A few years before Charles Rolls met his future business partner, Henry Royce, he went on the record about the potential of electric propulsion. Yep, back in 1900, electrification was very much on the cards, and one half of what would become the world’s pioneering automotive luxury brand was fully on board with the idea—until the oil business did its nefarious thing and steered the new-fangled motor industry toward petrol.
To be clear, the lead acid batteries in those days were huge and not especially efficient, and Rolls had his doubts about the infrastructure that would be required. That remains an issue 120 years later, depending on where in the world you happen to be, but it’s one that most likely won’t trouble the owner of a new Rolls-Royce Spectre. Because, as Rolls-Royce CEO Torsten Müller-Ötvös tells WIRED, the average Rolls client has seven cars in their garage. In a life enviably awash in luxury, being able to flit between the Ferrari, Range Rover, or electric Rolls-Royce is merely one of the day’s less taxing decisions. A car to fit every occasion, then.
The Spectre has been a long time coming. The company dabbled with a BEV back in 2011, but while the Phantom one-off may have offered proof of concept, it also had a negligible sub-100-mile real world range. In 2016, the full quota of brave pills resulted in the visually outstanding, outlandish 103 EX concept. Only now, says Müller-Ötvös, are the worlds of Rolls-Royce and electrification finally converging. The Spectre is the result.

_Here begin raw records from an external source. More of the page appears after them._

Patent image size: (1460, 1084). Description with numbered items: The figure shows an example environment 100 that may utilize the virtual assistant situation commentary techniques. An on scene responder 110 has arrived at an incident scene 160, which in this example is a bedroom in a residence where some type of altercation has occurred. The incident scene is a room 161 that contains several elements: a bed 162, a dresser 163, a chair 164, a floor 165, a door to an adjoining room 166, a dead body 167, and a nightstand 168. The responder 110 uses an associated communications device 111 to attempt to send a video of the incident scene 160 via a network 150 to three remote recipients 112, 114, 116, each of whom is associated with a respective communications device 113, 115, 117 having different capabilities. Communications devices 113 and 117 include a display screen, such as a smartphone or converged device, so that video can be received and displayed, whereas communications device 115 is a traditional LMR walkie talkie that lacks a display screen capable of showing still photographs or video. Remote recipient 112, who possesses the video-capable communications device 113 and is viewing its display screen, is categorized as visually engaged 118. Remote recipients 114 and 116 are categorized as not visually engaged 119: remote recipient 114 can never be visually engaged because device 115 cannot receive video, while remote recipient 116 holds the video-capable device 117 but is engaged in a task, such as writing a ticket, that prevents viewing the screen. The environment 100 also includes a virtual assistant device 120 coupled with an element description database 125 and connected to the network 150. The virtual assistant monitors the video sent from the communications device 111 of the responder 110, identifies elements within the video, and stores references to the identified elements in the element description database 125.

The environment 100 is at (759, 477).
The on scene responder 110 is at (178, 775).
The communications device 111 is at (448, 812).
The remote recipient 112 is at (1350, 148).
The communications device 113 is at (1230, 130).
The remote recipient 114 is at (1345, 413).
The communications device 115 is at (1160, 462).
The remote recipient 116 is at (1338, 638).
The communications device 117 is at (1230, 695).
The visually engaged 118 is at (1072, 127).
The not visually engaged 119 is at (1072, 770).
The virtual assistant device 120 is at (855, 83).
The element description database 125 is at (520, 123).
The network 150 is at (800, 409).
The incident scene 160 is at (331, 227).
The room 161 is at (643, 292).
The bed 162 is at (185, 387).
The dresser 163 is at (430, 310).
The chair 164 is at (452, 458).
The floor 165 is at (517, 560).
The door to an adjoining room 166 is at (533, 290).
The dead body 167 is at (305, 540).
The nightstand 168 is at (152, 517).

It’s a giant four-seater super-coupe, effectively replacing the old Phantom Coupe (now an appreciating asset) and the smaller Wraith. Rolls has successfully reduced the age of its average customer from 56 to 42 during the past decade, a demographic repositioning assisted by the boom in the tech sector and the popularity of the brand among hip-hop’s leading lights. The Spectre will only accelerate that, for this is arguably the most handsome car the company has made since the company’s late-’90s acquisition by BMW.
Silent Running
It’s a huge statement, in every sense, measuring 5 meters in length and sitting 2 meters wide. From behind the wheel, the super-yacht parallel is clear: You don’t drive a Rolls-Royce so much as issue commands from the cockpit and chart a course past the little people. A degree of chutzpah is needed here for sure.